I saw the show twice...I only went back a second time to see if it had improved...unfortunately it hadn't. Act One took place in 1970 and Act Two in 1974. From the PlayBill: "The setting was a house in Belleville, an immigrant quarter of Paris, inhabited by many different ethnic groups. In the early seventies Belleville was still poor and relatively undiscovered by the French. Recently it has begun to be gentrified(inhabited by people of breeding) and may soon be the parisian upper West side." As for the show itself, Georgia Brown was perfectly cast as a crude aging whore who takes in a young boy long abandoned by his prostitute mother. Her ravaged voice was in keeping with the character. Roza was an understandibly hard edged character and her affection for the boy was restrained and for the most part undemonstrative. The rest of the characters in the show were flamboyant and eccentric denizens of the neighborhood who would pop in to visit her. The thing I liked best about the show was the set of her home/whorehouse which was highly raked on the stage and very busy. As for the music, I found it serviceable but overall unimpressive. I feel the problem with the show is like many other failed musicals, the public rarely wants to leave the theater feeling depressed unless it's those mega hit rarities like Les Mis and Miss Saigon. The fact that the young boy perfumes Roza's body after her death so he doesn't have to part with her is VERY depressing.

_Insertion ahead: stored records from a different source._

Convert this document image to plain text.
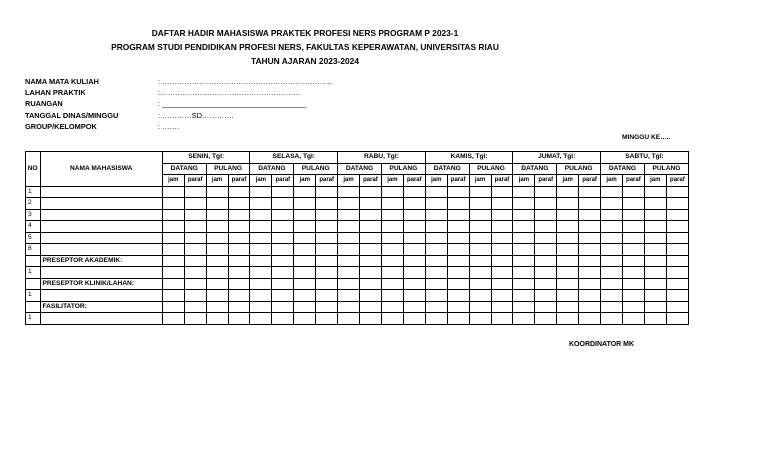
DAFTAR HADIR MAHASISWA PRAKTEK PROFESI NERS PROGRAM P 2023-1
PROGRAM STUDI PENDIDIKAN PROFESI NERS, FAKULTAS KEPERAWATAN, UNIVERSITAS RIAU
TAHUN AJARAN 2023-2024
NAMA MATA KULIAH	: ……………………………………………………………
LAHAN PRAKTIK	:…………………………………………………
RUANGAN	: ___________________________________
TANGGAL DINAS/MINGGU	: …………SD………….
GROUP/KELOMPOK	: …….
MINGGU KE…..
NO	NAMA MAHASISWA	SENIN, Tgl:				SELASA, Tgl:				RABU, Tgl:				KAMIS, Tgl:				JUMAT, Tgl:				SABTU, Tgl:			
		DATANG		PULANG		DATANG		PULANG		DATANG		PULANG		DATANG		PULANG		DATANG		PULANG		DATANG		PULANG	
		jam	paraf	jam	paraf	jam	paraf	jam	paraf	jam	paraf	jam	paraf	jam	paraf	jam	paraf	jam	paraf	jam	paraf	jam	paraf	jam	paraf
1																									
2																									
3																									
4																									
5																									
6																									
	PRESEPTOR AKADEMIK:																								
1																									
	PRESEPTOR KLINIK/LAHAN:																								
1																									
	FASILITATOR:																								
1																									
KOORDINATOR MK
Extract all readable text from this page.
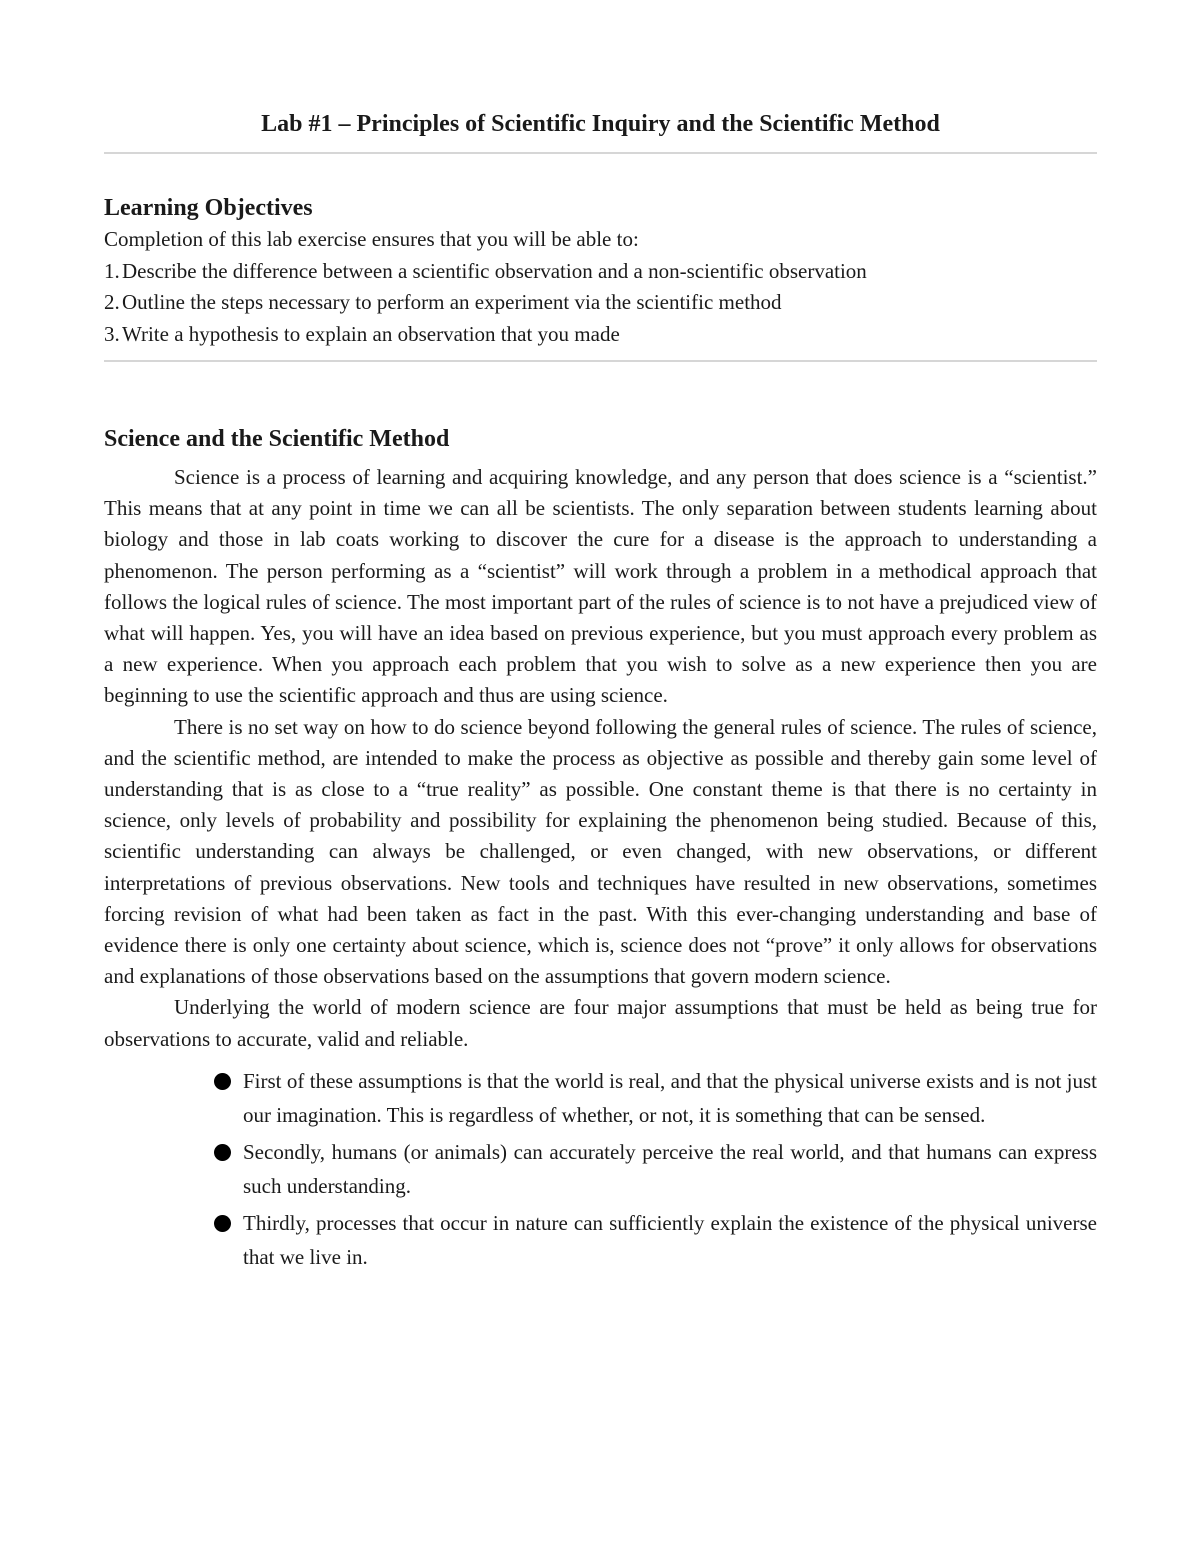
Lab #1 – Principles of Scientific Inquiry and the Scientific Method
Learning Objectives

Completion of this lab exercise ensures that you will be able to:

1. Describe the difference between a scientific observation and a non-scientific observation
2. Outline the steps necessary to perform an experiment via the scientific method
3. Write a hypothesis to explain an observation that you made
Science and the Scientific Method

Science is a process of learning and acquiring knowledge, and any person that does science is a “scientist.” This means that at any point in time we can all be scientists. The only separation between students learning about biology and those in lab coats working to discover the cure for a disease is the approach to understanding a phenomenon. The person performing as a “scientist” will work through a problem in a methodical approach that follows the logical rules of science. The most important part of the rules of science is to not have a prejudiced view of what will happen. Yes, you will have an idea based on previous experience, but you must approach every problem as a new experience. When you approach each problem that you wish to solve as a new experience then you are beginning to use the scientific approach and thus are using science.

There is no set way on how to do science beyond following the general rules of science. The rules of science, and the scientific method, are intended to make the process as objective as possible and thereby gain some level of understanding that is as close to a “true reality” as possible. One constant theme is that there is no certainty in science, only levels of probability and possibility for explaining the phenomenon being studied. Because of this, scientific understanding can always be challenged, or even changed, with new observations, or different interpretations of previous observations. New tools and techniques have resulted in new observations, sometimes forcing revision of what had been taken as fact in the past. With this ever-changing understanding and base of evidence there is only one certainty about science, which is, science does not “prove” it only allows for observations and explanations of those observations based on the assumptions that govern modern science.

Underlying the world of modern science are four major assumptions that must be held as being true for observations to accurate, valid and reliable.

First of these assumptions is that the world is real, and that the physical universe exists and is not just our imagination. This is regardless of whether, or not, it is something that can be sensed.
Secondly, humans (or animals) can accurately perceive the real world, and that humans can express such understanding.
Thirdly, processes that occur in nature can sufficiently explain the existence of the physical universe that we live in.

"...Roza was something of a doomed show--it had been announced for London's Adelphi Theatre three years earlier with the same director and star (Georgia Brown), but the financing fell through, and Prince, against his better judgment, allowed the show to open on Broadway after regional runs in Baltimore and Los Angeles had made it clear to him that it was unlikely to succeed. It was greeted almost entirely with pans, although Brown's tour-de-force performance was acknowledged here and there. The Gilbert Becaud-Julian More score never lived up to Brown's opening number, "Happiness," and Roza is the only Hal Prince musical to open on Broadway and go unrecorded.

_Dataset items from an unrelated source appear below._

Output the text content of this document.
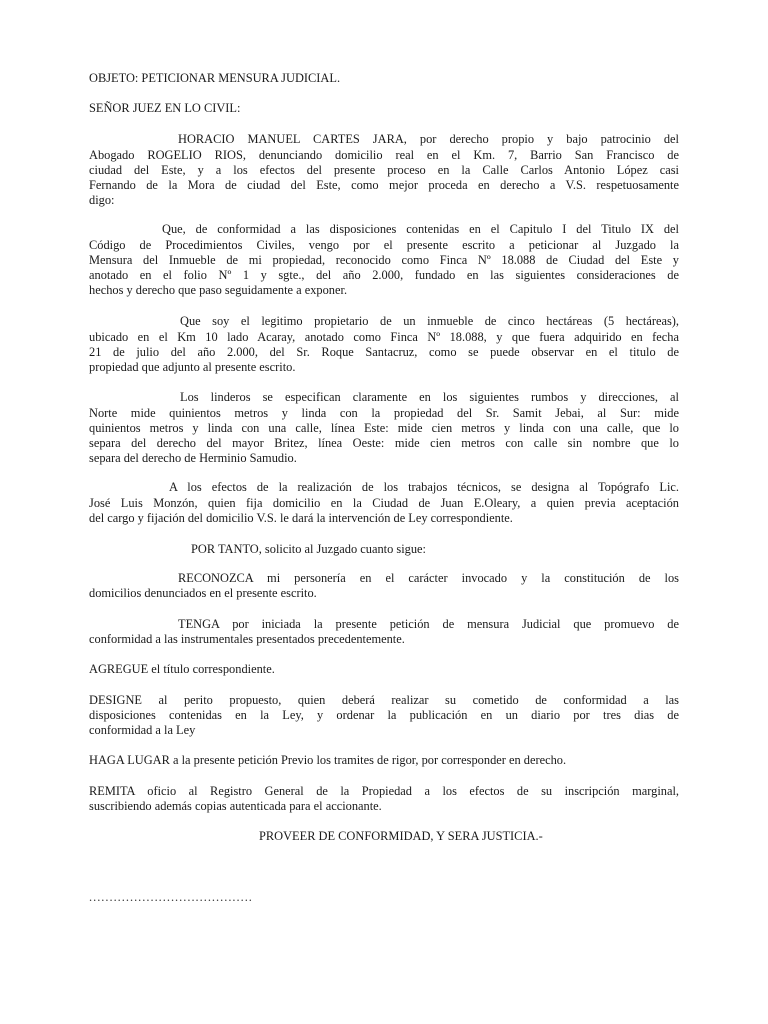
OBJETO: PETICIONAR MENSURA JUDICIAL.
SEÑOR JUEZ EN LO CIVIL:
HORACIO MANUEL CARTES JARA, por derecho propio y bajo patrocinio del
Abogado ROGELIO RIOS, denunciando domicilio real en el Km. 7, Barrio San Francisco de
ciudad del Este, y a los efectos del presente proceso en la Calle Carlos Antonio López casi
Fernando de la Mora de ciudad del Este, como mejor proceda en derecho a V.S. respetuosamente
digo:
Que, de conformidad a las disposiciones contenidas en el Capitulo I del Titulo IX del
Código de Procedimientos Civiles, vengo por el presente escrito a peticionar al Juzgado la
Mensura del Inmueble de mi propiedad, reconocido como Finca Nº 18.088 de Ciudad del Este y
anotado en el folio Nº 1 y sgte., del año 2.000, fundado en las siguientes consideraciones de
hechos y derecho que paso seguidamente a exponer.
Que soy el legitimo propietario de un inmueble de cinco hectáreas (5 hectáreas),
ubicado en el Km 10 lado Acaray, anotado como Finca Nº 18.088, y que fuera adquirido en fecha
21 de julio del año 2.000, del Sr. Roque Santacruz, como se puede observar en el titulo de
propiedad que adjunto al presente escrito.
Los linderos se especifican claramente en los siguientes rumbos y direcciones, al
Norte mide quinientos metros y linda con la propiedad del Sr. Samit Jebai, al Sur: mide
quinientos metros y linda con una calle, línea Este: mide cien metros y linda con una calle, que lo
separa del derecho del mayor Britez, línea Oeste: mide cien metros con calle sin nombre que lo
separa del derecho de Herminio Samudio.
A los efectos de la realización de los trabajos técnicos, se designa al Topógrafo Lic.
José Luis Monzón, quien fija domicilio en la Ciudad de Juan E.Oleary, a quien previa aceptación
del cargo y fijación del domicilio V.S. le dará la intervención de Ley correspondiente.
POR TANTO, solicito al Juzgado cuanto sigue:
RECONOZCA mi personería en el carácter invocado y la constitución de los
domicilios denunciados en el presente escrito.
TENGA por iniciada la presente petición de mensura Judicial que promuevo de
conformidad a las instrumentales presentados precedentemente.
AGREGUE el título correspondiente.
DESIGNE al perito propuesto, quien deberá realizar su cometido de conformidad a las
disposiciones contenidas en la Ley, y ordenar la publicación en un diario por tres dias de
conformidad a la Ley
HAGA LUGAR a la presente petición Previo los tramites de rigor, por corresponder en derecho.
REMITA oficio al Registro General de la Propiedad a los efectos de su inscripción marginal,
suscribiendo además copias autenticada para el accionante.
PROVEER DE CONFORMIDAD, Y SERA JUSTICIA.-
........................................
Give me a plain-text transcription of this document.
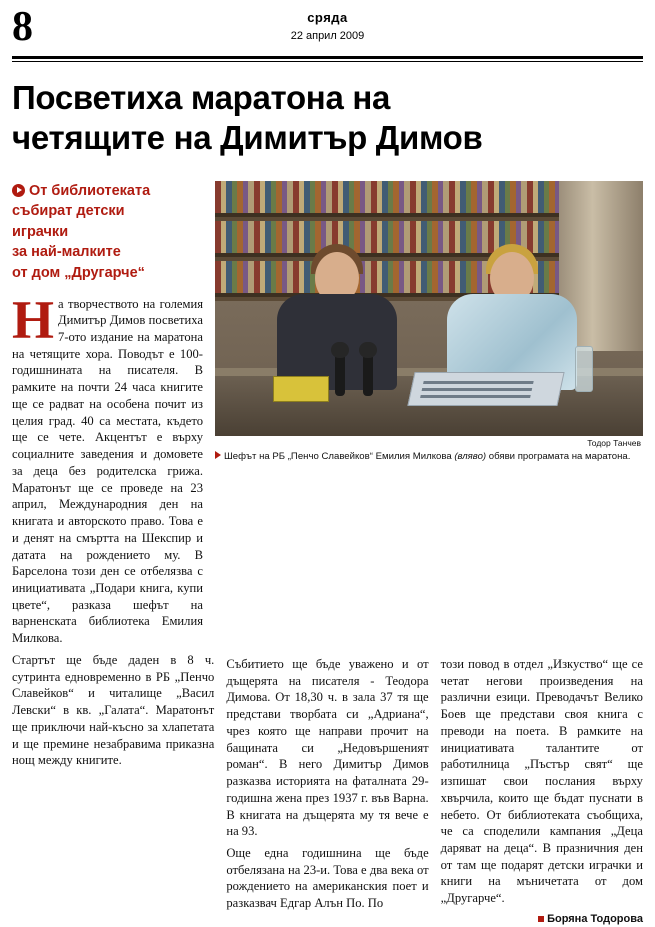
8	сряда
22 април 2009
Посветиха маратона на
четящите на Димитър Димов
От библиотеката
събират детски
играчки
за най-малките
от дом „Другарче“
На творчеството на големия Димитър Димов посветиха 7-ото издание на маратона на четящите хора. Поводът е 100-годишнината на писателя. В рамките на почти 24 часа книгите ще се радват на особена почит из целия град. 40 са местата, където ще се чете. Акцентът е върху социалните заведения и домовете за деца без родителска грижа. Маратонът ще се проведе на 23 април, Международния ден на книгата и авторското право. Това е и денят на смъртта на Шекспир и датата на рождението му. В Барселона този ден се отбелязва с инициативата „Подари книга, купи цвете“, разказа шефът на варненската библиотека Емилия Милкова.
Тодор Танчев
Шефът на РБ „Пенчо Славейков“ Емилия Милкова (вляво) обяви програмата на маратона.

Стартът ще бъде даден в 8 ч. сутринта едновременно в РБ „Пенчо Славейков“ и читалище „Васил Левски“ в кв. „Галата“. Маратонът ще приключи най-късно за хлапетата и ще премине незабравима приказна нощ между книгите.

Събитието ще бъде уважено и от дъщерята на писателя - Теодора Димова. От 18,30 ч. в зала 37 тя ще представи творбата си „Адриана“, чрез която ще направи прочит на бащината си „Недовършеният роман“. В него Димитър Димов разказва историята на фаталната 29-годишна жена през 1937 г. във Варна. В книгата на дъщерята му тя вече е на 93.

Още една годишнина ще бъде отбелязана на 23-и. Това е два века от рождението на американския поет и разказвач Едгар Алън По. По

този повод в отдел „Изкуство“ ще се четат негови произведения на различни езици. Преводачът Велико Боев ще представи своя книга с преводи на поета. В рамките на инициативата талантите от работилница „Пъстър свят“ ще изпишат свои послания върху хвърчила, които ще бъдат пуснати в небето. От библиотеката съобщиха, че са споделили кампания „Деца даряват на деца“. В празничния ден от там ще подарят детски играчки и книги на мъничетата от дом „Другарче“.

Боряна Тодорова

Roza was a flop, but one interesting enough for fans to collect. Two weeks later, a four-performance flop called Late Nite Comic set something of an all-time standard for amateurishness on Broadway, and made Roza look like My Fair Lady and A Chorus Line rolled into one..."

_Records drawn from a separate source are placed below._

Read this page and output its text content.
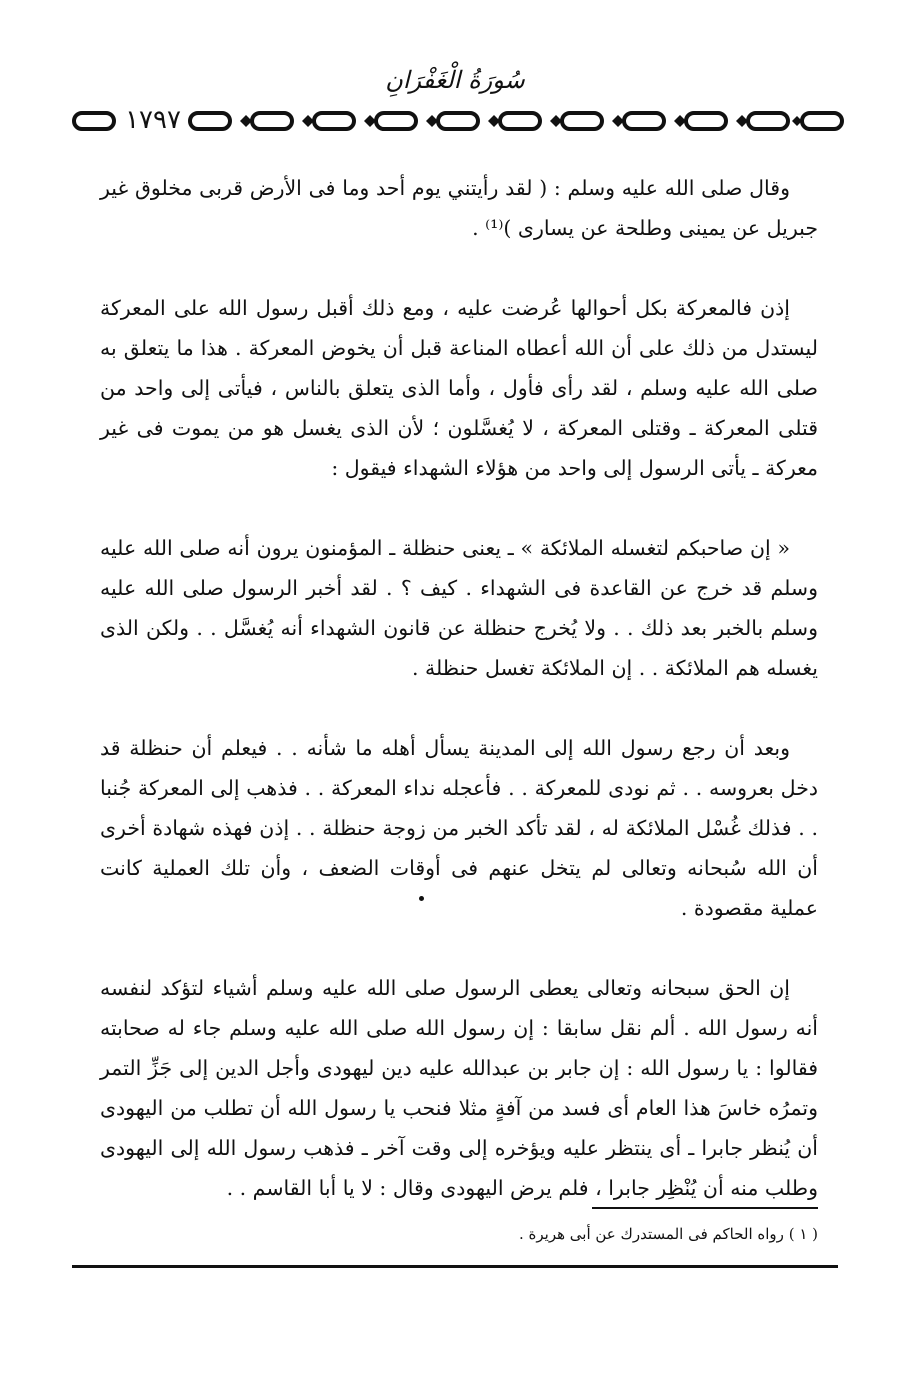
سُورَةُ الْغَفْرَانِ
١٧٩٧

وقال صلى الله عليه وسلم : ( لقد رأيتني يوم أحد وما فى الأرض قربى مخلوق غير جبريل عن يمينى وطلحة عن يسارى )⁽¹⁾ .

إذن فالمعركة بكل أحوالها عُرضت عليه ، ومع ذلك أقبل رسول الله على المعركة ليستدل من ذلك على أن الله أعطاه المناعة قبل أن يخوض المعركة . هذا ما يتعلق به صلى الله عليه وسلم ، لقد رأى فأول ، وأما الذى يتعلق بالناس ، فيأتى إلى واحد من قتلى المعركة ـ وقتلى المعركة ، لا يُغسَّلون ؛ لأن الذى يغسل هو من يموت فى غير معركة ـ يأتى الرسول إلى واحد من هؤلاء الشهداء فيقول :

« إن صاحبكم لتغسله الملائكة » ـ يعنى حنظلة ـ المؤمنون يرون أنه صلى الله عليه وسلم قد خرج عن القاعدة فى الشهداء . كيف ؟ . لقد أخبر الرسول صلى الله عليه وسلم بالخبر بعد ذلك . . ولا يُخرج حنظلة عن قانون الشهداء أنه يُغسَّل . . ولكن الذى يغسله هم الملائكة . . إن الملائكة تغسل حنظلة .

وبعد أن رجع رسول الله إلى المدينة يسأل أهله ما شأنه . . فيعلم أن حنظلة قد دخل بعروسه . . ثم نودى للمعركة . . فأعجله نداء المعركة . . فذهب إلى المعركة جُنبا . . فذلك غُسْل الملائكة له ، لقد تأكد الخبر من زوجة حنظلة . . إذن فهذه شهادة أخرى أن الله سُبحانه وتعالى لم يتخل عنهم فى أوقات الضعف ، وأن تلك العملية كانت عملية مقصودة .

إن الحق سبحانه وتعالى يعطى الرسول صلى الله عليه وسلم أشياء لتؤكد لنفسه أنه رسول الله . ألم نقل سابقا : إن رسول الله صلى الله عليه وسلم جاء له صحابته فقالوا : يا رسول الله : إن جابر بن عبدالله عليه دين ليهودى وأجل الدين إلى جَزِّ التمر وتمرُه خاسَ هذا العام أى فسد من آفةٍ مثلا فنحب يا رسول الله أن تطلب من اليهودى أن يُنظر جابرا ـ أى ينتظر عليه ويؤخره إلى وقت آخر ـ فذهب رسول الله إلى اليهودى وطلب منه أن يُنْظِر جابرا ، فلم يرض اليهودى وقال : لا يا أبا القاسم . .

( ١ ) رواه الحاكم فى المستدرك عن أبى هريرة .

I'm listening to "Georgia Brown Sings George Gershwin & Kurt Weill"
If anyone ever tells you that you put too much Parmesan cheese on your pasta, stop talking to them. You don't need that kind of negativity in your life.
Madame Lola: Now I'm not a man... Roza: Now I'm not a woman Both: Don't make me laugh!
Roza: Say, say, if you look in that suitcase, you'll find photos of me when I was a beautiful girl in Poland with the man I loved...What was his name...Oh, my my, my my
Lola: Ravishing, you were absolutely ravishing!
ROZA: That's not me! That's that bitch Paula Eisenberg's horse!
Unfortunately, there is no cast recording of Roza. Georgia Brown should have petitioned to have one made...oh well. The show definitely deserved a better run on Broadway.